売却予定の物件に住宅ローンが残っている場合は、そもそも売却することができない。住宅ローンが残っているということは、物件には抵当権が付いているということであり、いつ銀行に取り上げられてもおかしくないからだ。そんな物件を買いたいと思う人など、いるはずがない。

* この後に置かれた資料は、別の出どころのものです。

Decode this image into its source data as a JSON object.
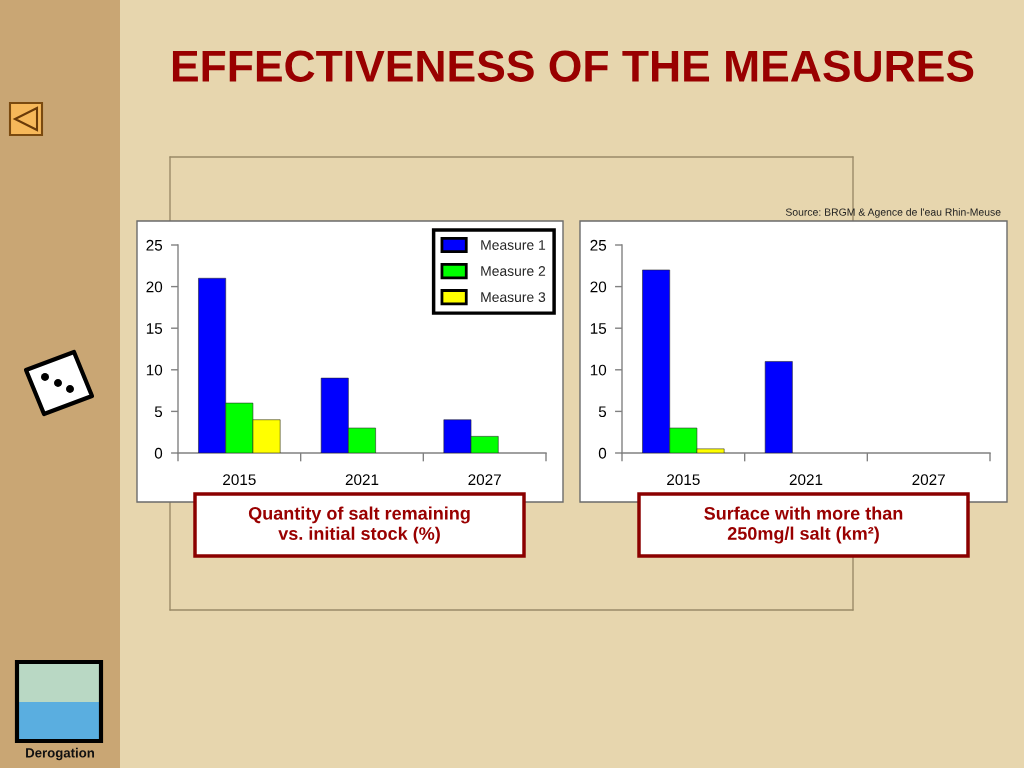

抵当権は、住宅ローンを完済すれば抹消するための手続きを取れる。自己資金で完済するほか、例外的に「売却代金を住宅ローン返済に充てる」こともできる。これも例外的だが「買い替え(住み替え)ローンを使う」という選択肢もある。不動産会社と相談しながら、最適な方法を模索しよう。

共有名義の場合

物件が共有名義の場合、売却できないことがある。相続で得た場合や夫婦で購入した場合に共有名義になっていることがあるが、共有名義ということは「不動産は名義人全員のもの」ということだ。1人の名義人だけの意向で売却することはできないし、もちろん1人でも反対する人がいれば売却できない。

共有名義の場合は、まずは名義人全員の同意を(できれば書面で)得ることが重要だ。買主としても、後の無用なトラブルは避けたいと考えるはずなので、このプロセスは不可欠と言えるだろう。

どうしても買主が現れない場合

どうしても買主が見つからない場合は、仲介を依頼した不動産会社が買い取ってくれることがある。これを「買取保証」という。ただし、このサービスが利用できるかどうかは不動産会社や物件によるし、買い取ってくれる場合でも一般的には査定価格よりさらに割安な価格になる。とはいえ売り急ぐ理由がある時には頼れるサービスと言える。

不動産は個別に取引されるため、足元を見られることも多い。買主は少しでも割安で買いたいと考えているので、売り急がなければならない時は、たとえ相手がまっとうな人でも買い叩いてくると思って間違いない。このことを肝に銘じておこう。

初心者が不動産を売却する時というのは、往々にして「売却する理由(時間)が差し迫った時」であることが多い。時間が限られるほどに些細な困難も大きくなりやすく、大金が動くからこそ解決が困難になることも多いわけだ。

ほとんどの場合、不動産を売却する理由は「不動産以外のこと」だ。一般の人なら、基本的に「プライベートなこと」だろう。自身のライフプランを最優先に考え、それに合わせた無理のない売却計画を元に行動することをおすすめする。

最も気をつけたいのは契約時の確認

不動産売却で、初心者がもっとも気をつけたいのは「不動産会社との媒介契約」だろう。特に以下の3点は、入念に確認するようにしよう。

・自分の希望を聞き入れてくれるか
・仲介業務の内容は希望通りか
・仲介手数料はいくらか

初心者であればあるほど、結果は「味方になってくれる不動産会社の質(と力量)」に大きく左右される。力量は初心者にはわかりにくいかもしれないが、担当者の「人間的資質」は、社会人経験があれば多少なりとも感じ取れるのではないだろうか。

他者が原因でこうむる損の感じ方は、実際の金額以上に感情的な要素によるところが大きい。怠惰が原因なら少額でも憤りを感じるだろうが、必死に取り組んだ結果なら大金を失っても納得できるものだ。親身になってくれる不動産会社を探して味方につけ、納得した上で気持ち良く売却を終えてほしい。